Despite recent statements that it planned several changes, the Bill & Melinda Gates Foundation will keep its current approach to investing its endowment, Patty Stonesifer, its chief executive, says.
It would be naive, Stonesifer said in a letter published today on the editorial page of the Los Angeles Times, to think that changing the foundation's investment policy could stop the human suffering blamed on the practices of companies in which it invests billions of dollars.
Stonesifer wrote in response to an investigative series published by The Times last Sunday and Monday that showed that the Gates Foundation, founded by the chairman of Microsoft Corp., reaps vast financial gains from investments in companies that contribute to the human suffering in health, housing and social welfare that the foundation is trying to alleviate.
During the investigation and throughout a succession of statements last week, the foundation would not answer questions from The Times about its investment policies. Instead, it responded in an interview with the Seattle Times and in two statements on its website, saying that it would consider changes in its investment practices.
The Seattle newspaper reported that Cheryl Scott, chief operating officer of the foundation, told one of its reporters that the foundation would, for the first time, conduct a methodical review of its investments to determine whether it should divest from companies doing harm.
The foundation's first statement on its website, written by Scott, said it would continue a regular review of its approach to investments, and added: "We will review other strategies that can fulfill a social responsibility role ... [and] formalize the process by which Bill and Melinda Gates analyze and review these issues."

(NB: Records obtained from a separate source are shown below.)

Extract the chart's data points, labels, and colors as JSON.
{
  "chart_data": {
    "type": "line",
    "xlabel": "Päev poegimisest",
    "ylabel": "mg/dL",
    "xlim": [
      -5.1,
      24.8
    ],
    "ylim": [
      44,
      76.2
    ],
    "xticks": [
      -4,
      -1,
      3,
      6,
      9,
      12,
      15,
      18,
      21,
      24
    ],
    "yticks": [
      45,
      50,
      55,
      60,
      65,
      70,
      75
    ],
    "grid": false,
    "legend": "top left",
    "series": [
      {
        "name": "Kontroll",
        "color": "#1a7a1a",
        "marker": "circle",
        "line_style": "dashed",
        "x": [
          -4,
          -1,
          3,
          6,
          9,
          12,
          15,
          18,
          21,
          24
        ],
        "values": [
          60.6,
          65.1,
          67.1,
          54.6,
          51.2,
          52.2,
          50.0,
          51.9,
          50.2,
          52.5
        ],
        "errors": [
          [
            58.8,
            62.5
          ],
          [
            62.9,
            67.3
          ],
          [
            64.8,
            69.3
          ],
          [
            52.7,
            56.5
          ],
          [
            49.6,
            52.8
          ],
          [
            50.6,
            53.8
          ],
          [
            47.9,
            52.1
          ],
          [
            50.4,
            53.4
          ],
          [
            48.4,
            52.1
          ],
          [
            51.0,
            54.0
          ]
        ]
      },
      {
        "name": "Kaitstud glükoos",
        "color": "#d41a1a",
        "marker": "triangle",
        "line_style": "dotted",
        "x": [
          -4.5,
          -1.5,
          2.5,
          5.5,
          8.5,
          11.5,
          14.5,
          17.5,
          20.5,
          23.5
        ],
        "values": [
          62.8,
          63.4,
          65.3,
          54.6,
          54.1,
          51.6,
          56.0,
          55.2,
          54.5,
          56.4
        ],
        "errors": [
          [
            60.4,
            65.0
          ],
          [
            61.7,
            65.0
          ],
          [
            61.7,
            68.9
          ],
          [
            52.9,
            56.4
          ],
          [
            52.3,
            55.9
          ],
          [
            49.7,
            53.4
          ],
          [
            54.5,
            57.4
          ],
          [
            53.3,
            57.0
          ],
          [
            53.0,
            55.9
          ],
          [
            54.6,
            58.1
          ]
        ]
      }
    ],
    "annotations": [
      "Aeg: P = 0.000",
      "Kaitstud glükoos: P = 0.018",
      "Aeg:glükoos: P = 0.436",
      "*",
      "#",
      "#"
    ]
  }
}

The foundation's second website statement, also written by Scott, replaced the first. It said the foundation's investment team would enforce its regular investment exceptions, now limited to tobacco firms, and "consider whether there are other exceptions."
In today's letter to the Los Angeles Times, however, Stonesifer said that none of this signaled a change in the foundation's practices. "The stories you told of people who are suffering touched us all," she said. "But it is naive to suggest that an individual stockholder can stop that suffering. Changes in our investment practices would have little or no impact on these issues."
She accused The Times of implying that the foundation had made "secret investments."
"We have always been open about the investments we make," Stonesifer wrote.
In an explanation of how it conducted its investigation, published along with its series, The Times said the foundation did not provide details for about $4.3 billion of investments it characterizes as loans.
In a check of the foundation's financial statements, including its tax returns, The Times found no information about these loans, other than their amount.